In the study of international relations, for instance, the paradigm of “realism” sees all global politics boiling down to state actors pursuing power. “Marxist” and “critical” paradigms point to the primacy of economic and material concerns above all other things in world politics. There are scores of other paradigms that are used across many academic and intellectual disciplines. These are just a few classic examples.
A paradigm can be a very useful tool indeed. It is a lens, which can highlight or identify a recurring pattern or circumstance of human behaviour, where applicable.
But as with most tools, they come with limits.
One is that paradigms are static, whereas the world is nebulous, fluid, and constantly changing. Reality has numerous facets, which combine and overlap with one another. Exceptions to the rule abound. There can seldom be just one explanation to things. As a result our paradigms can be over-simplistic, incomplete or inaccurate – removing the complexity from the world which is actually one of its defining qualities.

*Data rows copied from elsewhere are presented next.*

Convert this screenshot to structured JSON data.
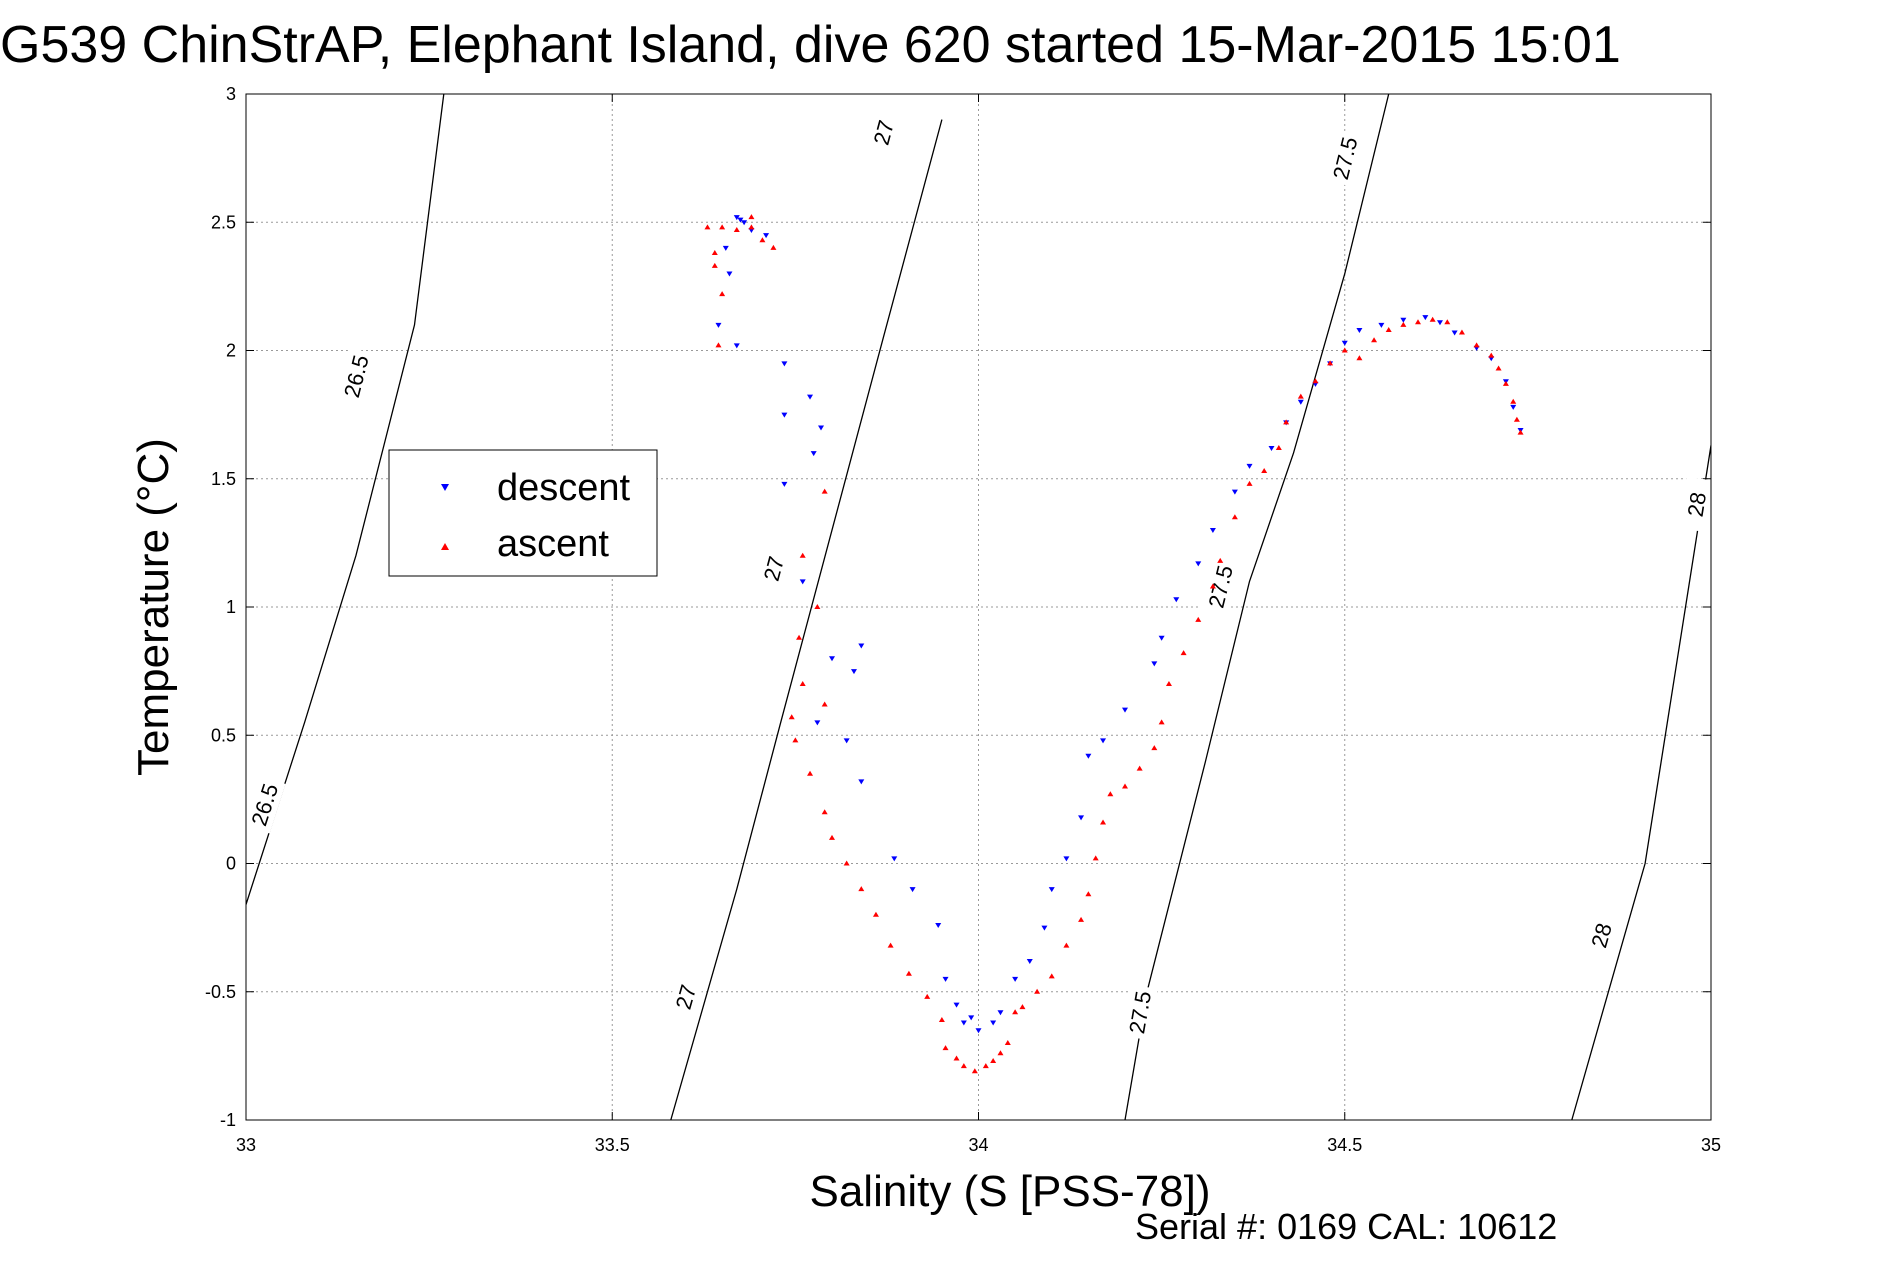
{
  "chart_data": {
    "type": "scatter",
    "title": "G539 ChinStrAP, Elephant Island, dive 620 started 15-Mar-2015 15:01",
    "xlabel": "Salinity (S [PSS-78])",
    "ylabel": "Temperature (°C)",
    "xlim": [
      33,
      35
    ],
    "ylim": [
      -1,
      3
    ],
    "xticks": [
      "33",
      "33.5",
      "34",
      "34.5",
      "35"
    ],
    "yticks": [
      "-1",
      "-0.5",
      "0",
      "0.5",
      "1",
      "1.5",
      "2",
      "2.5",
      "3"
    ],
    "grid": true,
    "legend_position": "left-middle",
    "footer": "Serial #: 0169 CAL: 10612",
    "isopycnals": [
      {
        "value": "26.5",
        "points": [
          [
            33.0,
            -0.16
          ],
          [
            33.08,
            0.55
          ],
          [
            33.15,
            1.2
          ],
          [
            33.23,
            2.1
          ],
          [
            33.27,
            3.0
          ]
        ],
        "labels": [
          {
            "x": 33.025,
            "y": 0.23
          },
          {
            "x": 33.15,
            "y": 1.9
          }
        ]
      },
      {
        "value": "27",
        "points": [
          [
            33.58,
            -1.0
          ],
          [
            33.67,
            -0.1
          ],
          [
            33.73,
            0.55
          ],
          [
            33.8,
            1.3
          ],
          [
            33.87,
            2.05
          ],
          [
            33.95,
            2.9
          ]
        ],
        "labels": [
          {
            "x": 33.6,
            "y": -0.52
          },
          {
            "x": 33.72,
            "y": 1.15
          },
          {
            "x": 33.87,
            "y": 2.85
          }
        ]
      },
      {
        "value": "27.5",
        "points": [
          [
            34.2,
            -1.0
          ],
          [
            34.23,
            -0.5
          ],
          [
            34.31,
            0.4
          ],
          [
            34.37,
            1.1
          ],
          [
            34.43,
            1.6
          ],
          [
            34.5,
            2.3
          ],
          [
            34.56,
            3.0
          ]
        ],
        "labels": [
          {
            "x": 34.22,
            "y": -0.58
          },
          {
            "x": 34.33,
            "y": 1.08
          },
          {
            "x": 34.5,
            "y": 2.75
          }
        ]
      },
      {
        "value": "28",
        "points": [
          [
            34.81,
            -1.0
          ],
          [
            34.86,
            -0.5
          ],
          [
            34.91,
            0.0
          ],
          [
            35.0,
            1.63
          ]
        ],
        "labels": [
          {
            "x": 34.85,
            "y": -0.28
          },
          {
            "x": 34.98,
            "y": 1.4
          }
        ]
      }
    ],
    "series": [
      {
        "name": "descent",
        "color": "#0000ff",
        "marker": "triangle-down",
        "points": [
          [
            33.67,
            2.52
          ],
          [
            33.675,
            2.51
          ],
          [
            33.68,
            2.5
          ],
          [
            33.69,
            2.47
          ],
          [
            33.71,
            2.45
          ],
          [
            33.655,
            2.4
          ],
          [
            33.66,
            2.3
          ],
          [
            33.645,
            2.1
          ],
          [
            33.67,
            2.02
          ],
          [
            33.735,
            1.95
          ],
          [
            33.77,
            1.82
          ],
          [
            33.735,
            1.75
          ],
          [
            33.785,
            1.7
          ],
          [
            33.775,
            1.6
          ],
          [
            33.735,
            1.48
          ],
          [
            33.76,
            1.1
          ],
          [
            33.8,
            0.8
          ],
          [
            33.84,
            0.85
          ],
          [
            33.83,
            0.75
          ],
          [
            33.78,
            0.55
          ],
          [
            33.82,
            0.48
          ],
          [
            33.84,
            0.32
          ],
          [
            33.885,
            0.02
          ],
          [
            33.91,
            -0.1
          ],
          [
            33.945,
            -0.24
          ],
          [
            33.955,
            -0.45
          ],
          [
            33.97,
            -0.55
          ],
          [
            33.98,
            -0.62
          ],
          [
            33.99,
            -0.6
          ],
          [
            34.0,
            -0.65
          ],
          [
            34.02,
            -0.62
          ],
          [
            34.03,
            -0.58
          ],
          [
            34.05,
            -0.45
          ],
          [
            34.07,
            -0.38
          ],
          [
            34.09,
            -0.25
          ],
          [
            34.1,
            -0.1
          ],
          [
            34.12,
            0.02
          ],
          [
            34.14,
            0.18
          ],
          [
            34.15,
            0.42
          ],
          [
            34.17,
            0.48
          ],
          [
            34.2,
            0.6
          ],
          [
            34.24,
            0.78
          ],
          [
            34.25,
            0.88
          ],
          [
            34.27,
            1.03
          ],
          [
            34.3,
            1.17
          ],
          [
            34.32,
            1.3
          ],
          [
            34.35,
            1.45
          ],
          [
            34.37,
            1.55
          ],
          [
            34.4,
            1.62
          ],
          [
            34.42,
            1.72
          ],
          [
            34.44,
            1.8
          ],
          [
            34.46,
            1.87
          ],
          [
            34.48,
            1.95
          ],
          [
            34.5,
            2.03
          ],
          [
            34.52,
            2.08
          ],
          [
            34.55,
            2.1
          ],
          [
            34.58,
            2.12
          ],
          [
            34.61,
            2.13
          ],
          [
            34.63,
            2.11
          ],
          [
            34.65,
            2.07
          ],
          [
            34.68,
            2.01
          ],
          [
            34.7,
            1.97
          ],
          [
            34.72,
            1.88
          ],
          [
            34.73,
            1.78
          ],
          [
            34.74,
            1.69
          ]
        ]
      },
      {
        "name": "ascent",
        "color": "#ff0000",
        "marker": "triangle-up",
        "points": [
          [
            33.63,
            2.48
          ],
          [
            33.65,
            2.48
          ],
          [
            33.67,
            2.47
          ],
          [
            33.69,
            2.48
          ],
          [
            33.705,
            2.43
          ],
          [
            33.72,
            2.4
          ],
          [
            33.64,
            2.38
          ],
          [
            33.64,
            2.33
          ],
          [
            33.65,
            2.22
          ],
          [
            33.645,
            2.02
          ],
          [
            33.69,
            2.52
          ],
          [
            33.79,
            1.45
          ],
          [
            33.76,
            1.2
          ],
          [
            33.78,
            1.0
          ],
          [
            33.755,
            0.88
          ],
          [
            33.76,
            0.7
          ],
          [
            33.745,
            0.57
          ],
          [
            33.79,
            0.62
          ],
          [
            33.75,
            0.48
          ],
          [
            33.77,
            0.35
          ],
          [
            33.79,
            0.2
          ],
          [
            33.8,
            0.1
          ],
          [
            33.82,
            0.0
          ],
          [
            33.84,
            -0.1
          ],
          [
            33.86,
            -0.2
          ],
          [
            33.88,
            -0.32
          ],
          [
            33.905,
            -0.43
          ],
          [
            33.93,
            -0.52
          ],
          [
            33.95,
            -0.61
          ],
          [
            33.955,
            -0.72
          ],
          [
            33.97,
            -0.76
          ],
          [
            33.98,
            -0.79
          ],
          [
            33.995,
            -0.81
          ],
          [
            34.01,
            -0.79
          ],
          [
            34.02,
            -0.77
          ],
          [
            34.03,
            -0.74
          ],
          [
            34.04,
            -0.7
          ],
          [
            34.05,
            -0.58
          ],
          [
            34.06,
            -0.56
          ],
          [
            34.08,
            -0.5
          ],
          [
            34.1,
            -0.44
          ],
          [
            34.12,
            -0.32
          ],
          [
            34.14,
            -0.22
          ],
          [
            34.15,
            -0.12
          ],
          [
            34.16,
            0.02
          ],
          [
            34.17,
            0.16
          ],
          [
            34.18,
            0.27
          ],
          [
            34.2,
            0.3
          ],
          [
            34.22,
            0.37
          ],
          [
            34.24,
            0.45
          ],
          [
            34.25,
            0.55
          ],
          [
            34.26,
            0.7
          ],
          [
            34.28,
            0.82
          ],
          [
            34.3,
            0.95
          ],
          [
            34.32,
            1.08
          ],
          [
            34.33,
            1.18
          ],
          [
            34.35,
            1.35
          ],
          [
            34.37,
            1.48
          ],
          [
            34.39,
            1.53
          ],
          [
            34.41,
            1.62
          ],
          [
            34.42,
            1.72
          ],
          [
            34.44,
            1.82
          ],
          [
            34.46,
            1.88
          ],
          [
            34.48,
            1.95
          ],
          [
            34.5,
            2.0
          ],
          [
            34.52,
            1.97
          ],
          [
            34.54,
            2.04
          ],
          [
            34.56,
            2.08
          ],
          [
            34.58,
            2.1
          ],
          [
            34.6,
            2.11
          ],
          [
            34.62,
            2.12
          ],
          [
            34.64,
            2.11
          ],
          [
            34.66,
            2.07
          ],
          [
            34.68,
            2.02
          ],
          [
            34.7,
            1.98
          ],
          [
            34.71,
            1.93
          ],
          [
            34.72,
            1.87
          ],
          [
            34.73,
            1.8
          ],
          [
            34.735,
            1.73
          ],
          [
            34.74,
            1.68
          ]
        ]
      }
    ]
  }
}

The other issue is that humans are not particularly flexible when it comes to using their paradigms. Deep down we are creatures of habit and sometimes obsession. We cling to our powerful (and empowering) paradigms, adopting them as more or less permanent lenses on the world. We become emotionally, materially and politically vested in those lenses and so we refuse to take them off (also a form of laziness – who wants to expend all that extra energy judging the specifics of each circumstance to see if it really matches?). So like the ancient tale of the old woman who captures an eagle and changes its appearance to look like a pigeon (what a bird should look like to her) – we tend to reshape our perception of reality to fit our paradigms when they may not quite fit.
Contrary to the intention behind them, paradigms can be an obstacle to seeing things for what they really are.